Ortaya çıkanlar bize gösteriyor ki aslında hiç başlamamış.
Bu örgütün askeri okullar ile başlayan sonrasında emniyet ve diğer devlet kurumlarına sızan kripto mahrem örgütü ile ne devletin kurumlarının ne de Ak Parti’nin herhangi ilişkisi hiç olmamış.
Bu alçaklar bir tek gün bile hiç kimseye güvenmemişler.
Hadi örgütlenmeye başladıkları 70’li yıllar Türkiye’sinde kripto mahrem bir örgütlenmeye zorunlu hissedecekleri bir ortam vardı. Hadi darbe sonrasındaki Türkiye’nin 80’li yıllarında da kendilerini rahat hissetmediler. Hadi 28 Şubat rüzgarlarının teslim aldığı dönemde de kendilerini güvende hissetmediler.
Bugün geldiğimiz nokta bize gösteriyor ki, kendilerini hiçbir zaman açık bir teşkilat olarak ifade etmemişler.
Özellikle de 2007-2012 yılları arasında, devletin teşkilatlarını geniş bir şekilde kontrol ettikleri anlaşılıyor. Hatta bazı kurumları neredeyse kurtarılmış bölge haline getirdiklerini görüyoruz.
Özellikle yargı ve güvenlik bürokrasisinde, iş hayatında eğitimde çok yaygın bir teşkilat olduğu görülüyor.
FETÖ’nün eksenini oluşturan mahrem hiyerarşi hiçbir zaman etkisini ve işlerliğini azaltmıyor.
Mahrem bir hiyerarşik düzene niye ihtiyaç duyulur? Formel yani açık düzene yeteri kadar güven duyulmadığı ve açık sistemin kendileri tehlike oluşturduğu zamanlarda korunmak için değil mi?
Bu örgüt mahrem hiyerarşisinin hiçbir zaman işlerliğini askıya almadığına göre, demek ki hiçbir zaman tam güven duydukları bir ortam oluşmamış.
Eğer AK Parti ile ilişkilerinin zirve yaptığı dönemlerde bile en küçük bir güven duysalar, ayrıca mahrem bir hiyerarşik düzeni işler halde tutmalarına gerek kalır mıydı?
Bir grupla gerçek bir iş birliği içinde olsanız, gerçek bir iş birliği olan ortamda, bir taraf ayrıca paralel ve gizli bir örgütlenme ihtiyacı duyar mı?
Demek ki FETÖ denilen bu örgüt, hiç bir dönemde AK Parti’ye güvenmemiş ve kendini güvende hissetmemiş.

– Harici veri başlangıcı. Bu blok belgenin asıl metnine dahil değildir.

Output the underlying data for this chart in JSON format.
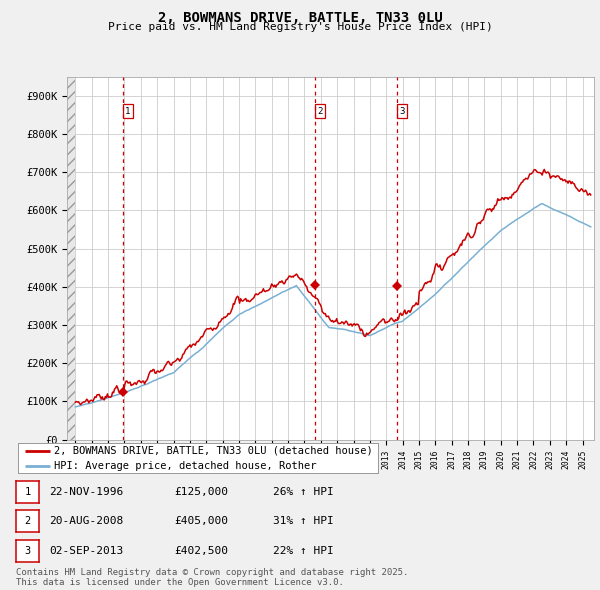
{
  "title": "2, BOWMANS DRIVE, BATTLE, TN33 0LU",
  "subtitle": "Price paid vs. HM Land Registry's House Price Index (HPI)",
  "ylabel_values": [
    "£0",
    "£100K",
    "£200K",
    "£300K",
    "£400K",
    "£500K",
    "£600K",
    "£700K",
    "£800K",
    "£900K"
  ],
  "yticks": [
    0,
    100000,
    200000,
    300000,
    400000,
    500000,
    600000,
    700000,
    800000,
    900000
  ],
  "ylim": [
    0,
    950000
  ],
  "xlim_start": 1993.5,
  "xlim_end": 2025.7,
  "price_paid_color": "#cc0000",
  "hpi_color": "#7ab0d4",
  "background_color": "#f0f0f0",
  "plot_bg_color": "#ffffff",
  "grid_color": "#cccccc",
  "sale_markers": [
    {
      "year": 1996.9,
      "price": 125000,
      "label": "1"
    },
    {
      "year": 2008.65,
      "price": 405000,
      "label": "2"
    },
    {
      "year": 2013.67,
      "price": 402500,
      "label": "3"
    }
  ],
  "legend_entries": [
    "2, BOWMANS DRIVE, BATTLE, TN33 0LU (detached house)",
    "HPI: Average price, detached house, Rother"
  ],
  "table_rows": [
    [
      "1",
      "22-NOV-1996",
      "£125,000",
      "26% ↑ HPI"
    ],
    [
      "2",
      "20-AUG-2008",
      "£405,000",
      "31% ↑ HPI"
    ],
    [
      "3",
      "02-SEP-2013",
      "£402,500",
      "22% ↑ HPI"
    ]
  ],
  "footer_text": "Contains HM Land Registry data © Crown copyright and database right 2025.\nThis data is licensed under the Open Government Licence v3.0.",
  "title_fontsize": 10,
  "subtitle_fontsize": 8,
  "axis_fontsize": 7.5,
  "legend_fontsize": 7.5,
  "table_fontsize": 8,
  "footer_fontsize": 6.5
}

AK Parti öncesinde, hatta kuruluş yıllarında iş birliği yaptığı karanlık örgütlerle ilişkilerinin derinliği neydi onu tam bilemiyoruz. Bu kirli örgütü karanlık odakların programlandığı konusu hiç tereddüt edilmeyecek kadar net. Ancak o karanlık odaklara karşı da mahrem ve karanlık odakların erişimine kapalı bir hiyerarşik düzen kurulmuş mudur? Hiç sanmıyorum. Muhtemelen örgütü programlayanlar, programın tüm kodlarını da ellerinde tutuyordu.
Ancak AK Parti iktidarları döneminde, yer üstündeki formel sistem hükümetle ilişki kurarken, diğer yandan yer altındaki karanlık yapı alternatif bir hiyerarşik düzen olarak varlığını sürdürmüş.
Süreç içinde kazandıkları özgüven ile hükümeti devirmek için fırsat kollamışlar ve fırsatı bulduklarını düşündüklerinde de harekete geçmişler.
FETÖ iltisakı için bahsi geçen milatlar konusu başka bir konudur.
Ancak ortaya çıkan olaylar gösteriyor ki, FETÖ mahrem hiyerarşisi ile AK Parti arasında hiç bir zaman bir bağ kurulmamıştır.